The number of pet owners opting to declaw their cats has declined over the past few years as pet owners and veterinarians learn more about the effects of the surgery. Get the facts straight about this controversial procedure.
Declawing, or onychectomy, is not just the removal of the claws, but amputation of the last bone in each of the ten front toes. The series of amputations can sometimes sever tendons, nerves and muscles. Among the many organizations that have formal statements opposing declawing of cats: The American Society for the Prevention of Cruelty to Animals, The Humane Society of the United States and The Association of Veterinarians for Animal Rights.
"Feline declaws have one of the highest rates of owner complaint and complications," said Dr. Michele Gaspar, DVM, a board-certified feline specialist who does not perform declawing. "Infections and nail re-growth can occur. Some cats appear to suffer from phantom pain post surgery."
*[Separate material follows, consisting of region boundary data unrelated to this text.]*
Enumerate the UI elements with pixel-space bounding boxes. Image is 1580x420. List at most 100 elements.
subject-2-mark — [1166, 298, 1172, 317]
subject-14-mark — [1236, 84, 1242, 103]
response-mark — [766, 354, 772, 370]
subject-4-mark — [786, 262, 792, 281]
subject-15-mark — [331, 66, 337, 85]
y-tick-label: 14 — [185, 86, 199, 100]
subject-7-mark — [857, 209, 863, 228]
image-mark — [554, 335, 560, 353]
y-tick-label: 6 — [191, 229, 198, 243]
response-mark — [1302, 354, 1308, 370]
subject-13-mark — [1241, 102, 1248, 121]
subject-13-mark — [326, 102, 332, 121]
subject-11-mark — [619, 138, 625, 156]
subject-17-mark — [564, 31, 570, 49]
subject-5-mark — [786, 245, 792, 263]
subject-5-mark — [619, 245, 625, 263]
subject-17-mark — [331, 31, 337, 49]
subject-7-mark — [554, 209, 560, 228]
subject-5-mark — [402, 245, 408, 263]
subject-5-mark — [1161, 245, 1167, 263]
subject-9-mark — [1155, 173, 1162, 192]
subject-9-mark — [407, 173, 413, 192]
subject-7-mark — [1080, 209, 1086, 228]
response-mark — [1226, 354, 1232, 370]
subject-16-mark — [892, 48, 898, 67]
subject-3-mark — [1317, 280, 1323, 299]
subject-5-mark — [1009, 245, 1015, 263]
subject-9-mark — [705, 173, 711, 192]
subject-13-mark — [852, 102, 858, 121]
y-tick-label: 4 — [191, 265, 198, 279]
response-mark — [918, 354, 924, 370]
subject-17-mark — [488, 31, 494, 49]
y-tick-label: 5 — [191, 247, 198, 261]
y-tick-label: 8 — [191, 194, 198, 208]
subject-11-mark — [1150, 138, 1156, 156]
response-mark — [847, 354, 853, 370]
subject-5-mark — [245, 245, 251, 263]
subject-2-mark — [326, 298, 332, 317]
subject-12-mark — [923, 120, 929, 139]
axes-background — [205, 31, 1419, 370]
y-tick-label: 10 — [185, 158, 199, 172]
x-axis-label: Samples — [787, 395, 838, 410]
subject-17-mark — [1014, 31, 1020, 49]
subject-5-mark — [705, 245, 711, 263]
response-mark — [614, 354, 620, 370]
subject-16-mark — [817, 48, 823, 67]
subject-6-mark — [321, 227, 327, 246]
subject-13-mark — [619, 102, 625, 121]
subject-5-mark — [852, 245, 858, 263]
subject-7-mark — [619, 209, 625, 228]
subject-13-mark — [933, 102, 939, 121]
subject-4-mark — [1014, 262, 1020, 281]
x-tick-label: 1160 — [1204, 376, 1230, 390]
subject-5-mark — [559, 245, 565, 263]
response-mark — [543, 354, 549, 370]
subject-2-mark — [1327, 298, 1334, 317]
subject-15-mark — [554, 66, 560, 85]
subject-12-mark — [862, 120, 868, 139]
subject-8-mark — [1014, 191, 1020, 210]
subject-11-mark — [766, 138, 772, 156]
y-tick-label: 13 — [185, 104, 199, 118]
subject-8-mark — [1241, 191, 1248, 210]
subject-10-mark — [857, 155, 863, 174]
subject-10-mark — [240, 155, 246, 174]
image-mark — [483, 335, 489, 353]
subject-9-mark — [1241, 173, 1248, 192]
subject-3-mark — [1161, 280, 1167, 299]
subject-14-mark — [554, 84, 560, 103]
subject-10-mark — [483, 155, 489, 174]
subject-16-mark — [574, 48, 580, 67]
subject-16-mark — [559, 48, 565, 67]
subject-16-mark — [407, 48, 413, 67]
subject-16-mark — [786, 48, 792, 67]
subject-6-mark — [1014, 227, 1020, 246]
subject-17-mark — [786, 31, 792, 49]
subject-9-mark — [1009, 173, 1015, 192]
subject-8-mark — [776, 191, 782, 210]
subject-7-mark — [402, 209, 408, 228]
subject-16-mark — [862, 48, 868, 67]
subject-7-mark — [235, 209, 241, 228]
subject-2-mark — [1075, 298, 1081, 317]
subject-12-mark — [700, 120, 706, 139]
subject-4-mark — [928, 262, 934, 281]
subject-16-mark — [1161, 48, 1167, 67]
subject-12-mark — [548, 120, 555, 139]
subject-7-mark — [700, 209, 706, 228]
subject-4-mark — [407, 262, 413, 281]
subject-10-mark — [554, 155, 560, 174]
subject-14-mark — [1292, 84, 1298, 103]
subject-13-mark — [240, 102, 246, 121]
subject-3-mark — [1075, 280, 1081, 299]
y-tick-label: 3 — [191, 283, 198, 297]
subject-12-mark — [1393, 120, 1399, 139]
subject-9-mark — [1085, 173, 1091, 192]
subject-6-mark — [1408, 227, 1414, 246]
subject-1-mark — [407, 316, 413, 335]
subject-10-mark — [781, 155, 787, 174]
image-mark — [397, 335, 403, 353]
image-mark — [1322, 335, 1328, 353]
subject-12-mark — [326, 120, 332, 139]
If you choose to declaw your cat, vets recommend using a soft litter that will not infect the surgical site or re-open a healing wound. Litters such as Feline Pine Scoop, that are all-natural and especially soft, are ideal. More information is available at www.healthylitter.org. If you plan on introducing a new litter post-surgery, familiarize your cat with the new litter before the procedure to avoid litter box aversion.
Softer, all-natural litters are also suggested for cats suffering from long-term paw pain, as some declawed felines experience pain long after surgery, which may lead to litter box problems. In a much-discussed article in the Journal of the American Veterinary Medical Association published in 2001, Gary Patronek, VMD, PhD reviewed a study that showed that among abandoned shelter cats, 52.4% of declawed cats were reported to exhibit litter box avoidance, compared to 29.1% of non-declawed cats. A cat whose paws hurt when scratching in a litter box may avoid the litter box altogether.
There are alternatives to declawing your cat. Ask your vet to teach you how to trim your cat's nails. When done properly, regular trimming poses little to no risk. Before domestication, cats used tree trunks to exercise, stretch and mark their territory. It is possible for cats to be trained to use a scratching post in order to fulfill their natural instinct to scratch. Another option becoming widely available is replaceable soft plastic caps that can be glued directly onto the nail.